Trump Administration Tries to Stop Trial Over Census Again

(Bloomberg) -- U.S. President Donald Trump’s administration is trying again to derail a trial over the legality of asking people in the 2020 census about their citizenship.

After 14 judges at various levels rejected the government’s efforts to stop lawsuits over the citizenship question, the administration submitted a seventh request to postpone the trial, this time citing a Supreme Court decision Monday that halted plaintiffs’ attempts to question Commerce Secretary Wilbur Ross about his decision to include the question in the census.

Advocacy groups and more than a dozen states, cities and counties have sued, saying the citizenship question discriminates against immigrants and will reduce the accuracy of the count by lessening participation. An undercount in areas with large numbers of non-citizens could shift congressional districts and federal dollars away from those communities. A trial is scheduled for Nov. 5 in New York.

“There is no basis to further delay adjudication of this matter,” New York Attorney General Barbara Underwood wrote in a Wednesday letter to U.S. District Judge Jesse Furman, saying the Supreme Court ruling over Ross’s deposition won’t affect the trial.

The request to put the trial on hold was filed late Tuesday with Furman, who ordered Ross to sit for a deposition in September, saying the secretary has first-hand knowledge of the claims and was "personally involved in the decision." Should Furman deny the request to postpone the trial, the government is likely to immediately appeal and could go directly to the Supreme Court.

During a status conference on Wednesday, Furman hinted he was skeptical of the request, saying he didn’t see the harm in having a trial given that the case is likely to be eventually decided by appellate courts.

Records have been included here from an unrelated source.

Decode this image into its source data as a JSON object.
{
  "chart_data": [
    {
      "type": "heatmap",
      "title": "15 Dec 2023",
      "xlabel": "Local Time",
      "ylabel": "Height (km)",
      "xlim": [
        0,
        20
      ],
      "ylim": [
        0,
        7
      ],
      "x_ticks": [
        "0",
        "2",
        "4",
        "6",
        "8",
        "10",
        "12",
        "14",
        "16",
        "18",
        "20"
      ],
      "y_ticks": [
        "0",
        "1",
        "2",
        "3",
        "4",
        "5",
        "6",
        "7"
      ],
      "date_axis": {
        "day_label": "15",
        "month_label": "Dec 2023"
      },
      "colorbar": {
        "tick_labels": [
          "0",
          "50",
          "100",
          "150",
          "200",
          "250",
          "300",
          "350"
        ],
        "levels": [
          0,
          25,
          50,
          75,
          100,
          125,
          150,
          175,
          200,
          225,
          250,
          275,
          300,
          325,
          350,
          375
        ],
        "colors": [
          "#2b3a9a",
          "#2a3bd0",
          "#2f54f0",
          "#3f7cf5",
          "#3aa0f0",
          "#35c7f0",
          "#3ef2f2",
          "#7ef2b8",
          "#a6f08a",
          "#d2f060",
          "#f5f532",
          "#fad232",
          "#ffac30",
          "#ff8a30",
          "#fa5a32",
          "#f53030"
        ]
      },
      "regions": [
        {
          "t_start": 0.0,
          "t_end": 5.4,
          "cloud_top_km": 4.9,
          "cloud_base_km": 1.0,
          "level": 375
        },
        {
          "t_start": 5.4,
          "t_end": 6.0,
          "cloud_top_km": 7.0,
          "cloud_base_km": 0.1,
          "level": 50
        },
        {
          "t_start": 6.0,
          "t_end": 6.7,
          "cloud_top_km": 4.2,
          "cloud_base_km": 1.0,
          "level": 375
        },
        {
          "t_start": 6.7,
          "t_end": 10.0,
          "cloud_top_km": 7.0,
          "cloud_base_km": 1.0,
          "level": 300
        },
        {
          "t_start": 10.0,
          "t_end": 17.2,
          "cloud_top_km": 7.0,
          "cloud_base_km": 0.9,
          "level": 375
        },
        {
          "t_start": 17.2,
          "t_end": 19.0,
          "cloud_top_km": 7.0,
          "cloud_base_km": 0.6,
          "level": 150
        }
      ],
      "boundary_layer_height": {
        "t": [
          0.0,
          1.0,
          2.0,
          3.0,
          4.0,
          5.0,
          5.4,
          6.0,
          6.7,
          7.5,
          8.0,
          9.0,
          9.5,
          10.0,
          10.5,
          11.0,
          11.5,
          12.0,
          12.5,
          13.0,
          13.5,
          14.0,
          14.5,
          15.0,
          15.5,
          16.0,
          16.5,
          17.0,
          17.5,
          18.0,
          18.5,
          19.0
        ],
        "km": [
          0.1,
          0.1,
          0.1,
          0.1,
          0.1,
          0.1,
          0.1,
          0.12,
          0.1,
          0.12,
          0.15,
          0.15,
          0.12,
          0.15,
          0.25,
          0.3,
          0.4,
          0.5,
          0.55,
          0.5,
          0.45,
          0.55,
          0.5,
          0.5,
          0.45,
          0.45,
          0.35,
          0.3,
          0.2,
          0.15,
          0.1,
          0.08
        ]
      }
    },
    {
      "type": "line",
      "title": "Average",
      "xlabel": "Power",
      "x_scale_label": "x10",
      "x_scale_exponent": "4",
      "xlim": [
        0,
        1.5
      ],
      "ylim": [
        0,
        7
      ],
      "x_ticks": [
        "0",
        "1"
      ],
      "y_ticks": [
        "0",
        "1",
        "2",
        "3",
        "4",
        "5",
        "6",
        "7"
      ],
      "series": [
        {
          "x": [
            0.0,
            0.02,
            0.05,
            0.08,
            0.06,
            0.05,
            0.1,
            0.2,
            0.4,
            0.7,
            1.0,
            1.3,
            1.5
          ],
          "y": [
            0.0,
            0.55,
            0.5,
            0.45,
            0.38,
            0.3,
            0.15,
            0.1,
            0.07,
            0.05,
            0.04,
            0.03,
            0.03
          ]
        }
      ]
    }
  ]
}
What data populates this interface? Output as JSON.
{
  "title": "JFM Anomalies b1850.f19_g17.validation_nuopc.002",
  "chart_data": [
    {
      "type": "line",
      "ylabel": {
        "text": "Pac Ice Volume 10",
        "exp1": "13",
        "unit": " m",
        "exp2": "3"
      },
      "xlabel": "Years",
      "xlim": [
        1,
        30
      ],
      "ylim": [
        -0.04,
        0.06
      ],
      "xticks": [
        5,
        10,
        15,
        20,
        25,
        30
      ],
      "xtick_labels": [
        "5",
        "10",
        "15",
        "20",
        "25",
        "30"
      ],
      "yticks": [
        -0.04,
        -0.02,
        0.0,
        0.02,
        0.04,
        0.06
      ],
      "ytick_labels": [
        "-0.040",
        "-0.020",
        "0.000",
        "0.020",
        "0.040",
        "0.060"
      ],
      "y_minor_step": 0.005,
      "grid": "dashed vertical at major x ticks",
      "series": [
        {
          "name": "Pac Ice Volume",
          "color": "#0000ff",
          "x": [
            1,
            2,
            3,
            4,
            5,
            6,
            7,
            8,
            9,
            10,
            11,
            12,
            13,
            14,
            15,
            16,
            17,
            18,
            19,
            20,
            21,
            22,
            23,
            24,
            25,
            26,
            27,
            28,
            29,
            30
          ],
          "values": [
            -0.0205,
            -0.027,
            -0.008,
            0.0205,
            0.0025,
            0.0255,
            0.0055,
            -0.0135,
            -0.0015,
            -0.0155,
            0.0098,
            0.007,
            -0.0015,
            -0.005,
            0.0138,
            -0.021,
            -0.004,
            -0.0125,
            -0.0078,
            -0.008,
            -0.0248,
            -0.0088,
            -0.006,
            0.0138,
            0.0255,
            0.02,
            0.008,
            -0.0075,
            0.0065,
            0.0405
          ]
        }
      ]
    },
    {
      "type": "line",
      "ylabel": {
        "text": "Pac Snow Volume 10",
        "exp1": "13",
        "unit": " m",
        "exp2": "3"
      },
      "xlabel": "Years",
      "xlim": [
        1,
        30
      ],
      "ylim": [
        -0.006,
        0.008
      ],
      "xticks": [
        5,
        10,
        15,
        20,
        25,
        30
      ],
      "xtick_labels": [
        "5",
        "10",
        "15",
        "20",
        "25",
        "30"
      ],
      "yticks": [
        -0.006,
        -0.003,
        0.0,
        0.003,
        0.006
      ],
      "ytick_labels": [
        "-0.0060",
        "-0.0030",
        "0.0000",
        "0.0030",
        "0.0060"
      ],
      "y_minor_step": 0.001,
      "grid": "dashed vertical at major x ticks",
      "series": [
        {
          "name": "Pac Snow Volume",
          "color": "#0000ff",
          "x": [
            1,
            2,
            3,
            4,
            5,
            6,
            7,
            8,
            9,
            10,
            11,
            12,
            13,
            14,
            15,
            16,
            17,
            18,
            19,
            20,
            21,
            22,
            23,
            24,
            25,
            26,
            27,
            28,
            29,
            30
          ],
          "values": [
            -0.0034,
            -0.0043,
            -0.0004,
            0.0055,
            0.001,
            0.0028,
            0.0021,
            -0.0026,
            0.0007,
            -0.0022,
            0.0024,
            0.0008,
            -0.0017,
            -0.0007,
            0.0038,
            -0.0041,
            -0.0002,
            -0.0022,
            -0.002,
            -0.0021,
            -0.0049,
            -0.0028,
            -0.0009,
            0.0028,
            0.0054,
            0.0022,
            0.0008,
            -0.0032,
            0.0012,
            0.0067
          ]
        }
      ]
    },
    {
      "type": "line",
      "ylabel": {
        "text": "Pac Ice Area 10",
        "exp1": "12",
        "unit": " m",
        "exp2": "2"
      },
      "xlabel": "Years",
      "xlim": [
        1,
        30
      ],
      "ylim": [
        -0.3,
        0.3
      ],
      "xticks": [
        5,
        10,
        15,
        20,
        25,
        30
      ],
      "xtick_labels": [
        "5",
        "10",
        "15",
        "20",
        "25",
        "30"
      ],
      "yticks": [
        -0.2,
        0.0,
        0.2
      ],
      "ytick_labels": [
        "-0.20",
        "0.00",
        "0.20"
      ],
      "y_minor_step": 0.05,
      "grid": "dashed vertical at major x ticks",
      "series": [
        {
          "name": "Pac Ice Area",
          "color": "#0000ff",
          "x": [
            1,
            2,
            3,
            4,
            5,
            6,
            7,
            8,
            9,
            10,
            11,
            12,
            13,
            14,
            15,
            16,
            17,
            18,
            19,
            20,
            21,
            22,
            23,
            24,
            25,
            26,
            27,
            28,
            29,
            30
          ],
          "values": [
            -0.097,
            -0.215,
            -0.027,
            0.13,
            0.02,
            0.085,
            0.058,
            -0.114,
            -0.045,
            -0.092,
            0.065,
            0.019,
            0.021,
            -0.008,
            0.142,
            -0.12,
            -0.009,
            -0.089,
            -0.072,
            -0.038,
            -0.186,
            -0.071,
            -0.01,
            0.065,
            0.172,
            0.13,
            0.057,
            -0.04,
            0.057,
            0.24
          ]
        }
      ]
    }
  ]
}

"I am unlikely to be the last word here," Furman said, but he declined to immediately rule.

Kate Bailey, an attorney for the Justice Department, told the judge that not having Ross deposed in the case would "dramatically change" how the suit would proceed and possibly negate the need for a trial. While Bailey said the government believes the case should be resolved quickly, she said there isn’t a "dire" need to determine the issue as the census won’t be finalized until next year. The plaintiffs disagreed.

"Time is of the essence and we should proceed to trial," said Elena Goldstein, an attorney for New York.

While Ross testified to Congress in March that he hadn’t discussed the citizenship question with anyone at the White House, the Justice Department said in a recent court filing that he now recalls having spoken about it last year with Steve Bannon, an advocate of restraints on immigration who was Trump’s chief strategist at the time.

The government also asked Furman to put all pretrial proceedings on hold, including the deposition of Acting Assistant Attorney General John Gore, noting that while the Supreme Court denied its request to stop that part of the case from going forward, two justices dissented from the order and said they would have postponed it.

Underwood said Gore is scheduled to be questioned by plaintiffs’ lawyers Oct. 26, and other depositions have also been set up. The government said its lawyers must prepare to question more than two dozen possible witnesses at the trial, which is scheduled to last about two weeks, including 10 experts "who explicitly seek to second-guess the secretary’s decision."

The Trump administration says census-takers have asked about citizenship as far back as 1820. The last time every household was asked about citizenship on the decennial census was in 1950. From 1960 to 2000, a sample of the population was asked about citizenship. Since 2005, the Census Bureau has asked about citizenship in a separate annual survey sent to some people. The 2010 census did not include a citizenship question.

The case is New York v. U.S. Department of Commerce, 18-cv-2921, U.S. District Court, Southern District of New York (Manhattan).